Zhang Hao, Ji Hongfei, Yu Jian, Li Jie, Jin Lingjing, Liu Lingyu, Bai Zhongfei, Ye Chen
Translational Research Center, Shanghai Yangzhi Rehabilitation Hospital (Shanghai Sunshine Rehabilitation Center), School of Electronic and Information Engineering, Tongji University, Shanghai, China.
Department of Neurology and Neurological Rehabilitation, Shanghai Disabled Person's Federation Key Laboratory of Intelligent Rehabilitation Assistive Devices and Technologies, Yangzhi Rehabilitation Hospital (Shanghai Sunshine Rehabilitation Center), School of Medicine, Tongji University, Shanghai, China.
Front Neurosci. 2023 Jun 2;17:1124089. doi: 10.3389/fnins.2023.1124089. eCollection 2023.
A brain-computer interface (BCI) based on the electroencephalograph (EEG) signal is a novel technology that provides a direct pathway between human brain and outside world. For a traditional subject-dependent BCI system, a calibration procedure is required to collect sufficient data to build a subject-specific adaptation model, which can be a huge challenge for stroke patients. In contrast, subject-independent BCI which can shorten or even eliminate the pre-calibration is more time-saving and meets the requirements of new users for quick access to the BCI. In this paper, we design a novel fusion neural network EEG classification framework that uses a specially designed generative adversarial network (GAN), called a filter bank GAN (FBGAN), to acquire high-quality EEG data for augmentation and a proposed discriminative feature network for motor imagery (MI) task recognition. Specifically, multiple sub-bands of MI EEG are first filtered using a filter bank approach, then sparse common spatial pattern (CSP) features are extracted from multiple bands of filtered EEG data, which constrains the GAN to maintain more spatial features of the EEG signal, and finally we design a convolutional recurrent network classification method with discriminative features (CRNN-DF) to recognize MI tasks based on the idea of feature enhancement. The hybrid neural network proposed in this study achieves an average classification accuracy of 72.74 ± 10.44% (mean ± std) in four-class tasks of BCI IV-2a, which is 4.77% higher than the state-of-the-art subject-independent classification method. A promising approach is provided to facilitate the practical application of BCI.
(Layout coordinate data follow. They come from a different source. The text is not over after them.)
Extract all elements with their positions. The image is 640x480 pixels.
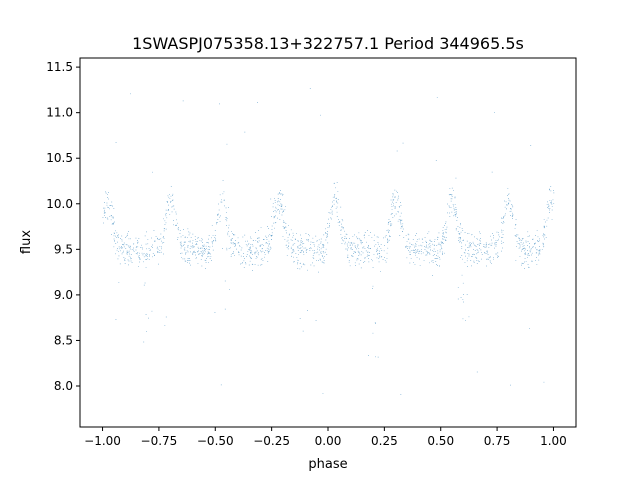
- x-tick-label: −0.50: [197, 434, 234, 448]
- x-tick-label: 0.00: [315, 434, 342, 448]
- y-tick-label: 10.0: [46, 197, 73, 211]
- x-tick-label: 0.50: [427, 434, 454, 448]
- chart-title: 1SWASPJ075358.13+322757.1 Period 344965.…: [132, 34, 524, 53]
- scatter-points: [102, 88, 555, 395]
- x-tick-label: 0.25: [371, 434, 398, 448]
- y-tick-label: 10.5: [46, 151, 73, 165]
- y-tick-label: 9.5: [54, 242, 73, 256]
- y-tick-label: 8.5: [54, 333, 73, 347]
- x-tick-label: 0.75: [484, 434, 511, 448]
- series-points: [102, 88, 555, 395]
- y-axis-label: flux: [19, 230, 34, 254]
- x-axis-ticks: −1.00 −0.75 −0.50 −0.25 0.00 0.25 0.50 0.75 1.00: [84, 427, 567, 448]
- y-tick-label: 11.0: [46, 106, 73, 120]
- y-tick-label: 9.0: [54, 288, 73, 302]
- x-tick-label: −0.75: [141, 434, 178, 448]
- x-tick-label: −1.00: [84, 434, 121, 448]
- x-tick-label: −0.25: [253, 434, 290, 448]
- x-axis-label: phase: [308, 457, 347, 472]
- y-axis-ticks: 8.0 8.5 9.0 9.5 10.0 10.5 11.0 11.5: [46, 60, 80, 393]
- y-tick-label: 11.5: [46, 60, 73, 74]
- y-tick-label: 8.0: [54, 379, 73, 393]
- x-tick-label: 1.00: [540, 434, 567, 448]
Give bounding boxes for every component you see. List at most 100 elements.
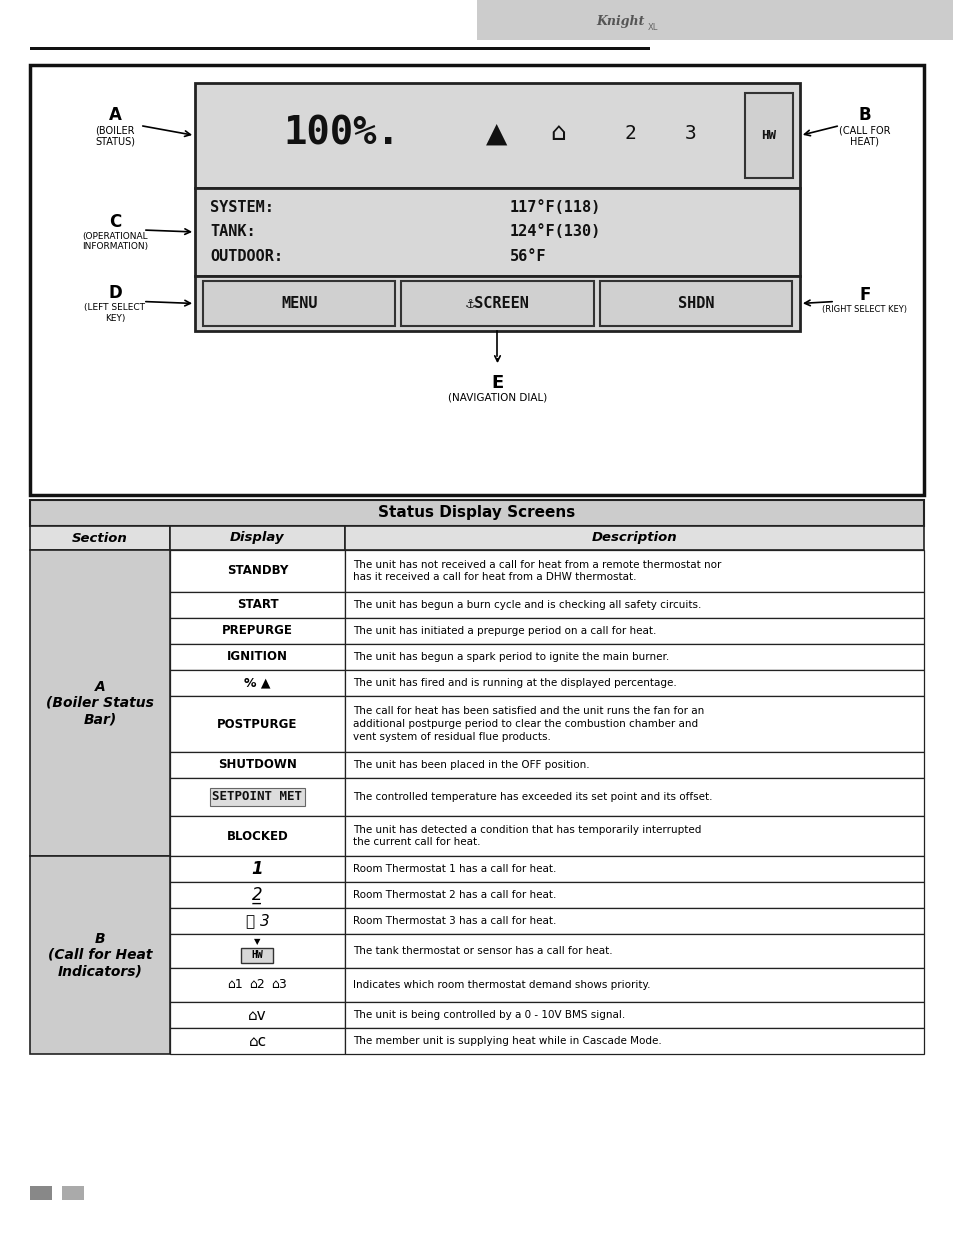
- Bar: [345, 908, 923, 934]
- Text: BLOCKED: BLOCKED: [227, 830, 288, 842]
- Text: (RIGHT SELECT KEY): (RIGHT SELECT KEY): [821, 305, 906, 314]
- Text: A: A: [109, 106, 121, 125]
- Text: (NAVIGATION DIAL): (NAVIGATION DIAL): [447, 393, 547, 403]
- Bar: [401, 282, 593, 326]
- Text: ▼: ▼: [254, 937, 260, 946]
- Text: (OPERATIONAL: (OPERATIONAL: [82, 231, 148, 241]
- Text: Indicates which room thermostat demand shows priority.: Indicates which room thermostat demand s…: [353, 981, 650, 990]
- Bar: [345, 778, 923, 816]
- Text: The unit has fired and is running at the displayed percentage.: The unit has fired and is running at the…: [353, 678, 676, 688]
- Bar: [170, 778, 345, 816]
- Bar: [345, 526, 923, 550]
- Text: E: E: [491, 374, 503, 391]
- Bar: [30, 550, 170, 856]
- Text: % ▲: % ▲: [244, 677, 271, 689]
- Text: ⌂c: ⌂c: [248, 1034, 266, 1049]
- Bar: [170, 816, 345, 856]
- Text: KEY): KEY): [105, 314, 125, 324]
- Bar: [345, 882, 923, 908]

基于脑电图(EEG)信号的脑机接口(BCI)是一种为人类大脑与外部世界提供直接通路的新技术。对于传统的依赖个体的BCI系统,需要进行校准程序来收集足够的数据以建立个体特定的适应模型,这对中风患者来说可能是一个巨大的挑战。相比之下,能够缩短甚至消除预校准的独立个体BCI更节省时间,并且满足新用户快速接入BCI的需求。在本文中,我们设计了一种新颖的融合神经网络EEG分类框架,该框架使用一种专门设计的生成对抗网络(GAN),称为滤波器组GAN(FBGAN),来获取高质量的EEG数据以进行增强,并设计了一种用于运动想象(MI)任务识别的判别特征网络。具体而言,首先使用滤波器组方法对MI EEG的多个子带进行滤波,然后从滤波后的EEG数据的多个频段中提取稀疏公共空间模式(CSP)特征,这会约束GAN以保留EEG信号的更多空间特征,最后我们基于特征增强的思想设计了一种具有判别特征的卷积循环网络分类方法(CRNN-DF)来识别MI任务。本研究中提出的混合神经网络在BCI IV-2a的四类任务中实现了72.74 ± 10.44%(均值 ± 标准差)的平均分类准确率,比当前最先进的独立个体分类方法高4.77%。为促进BCI的实际应用提供了一种有前景的方法。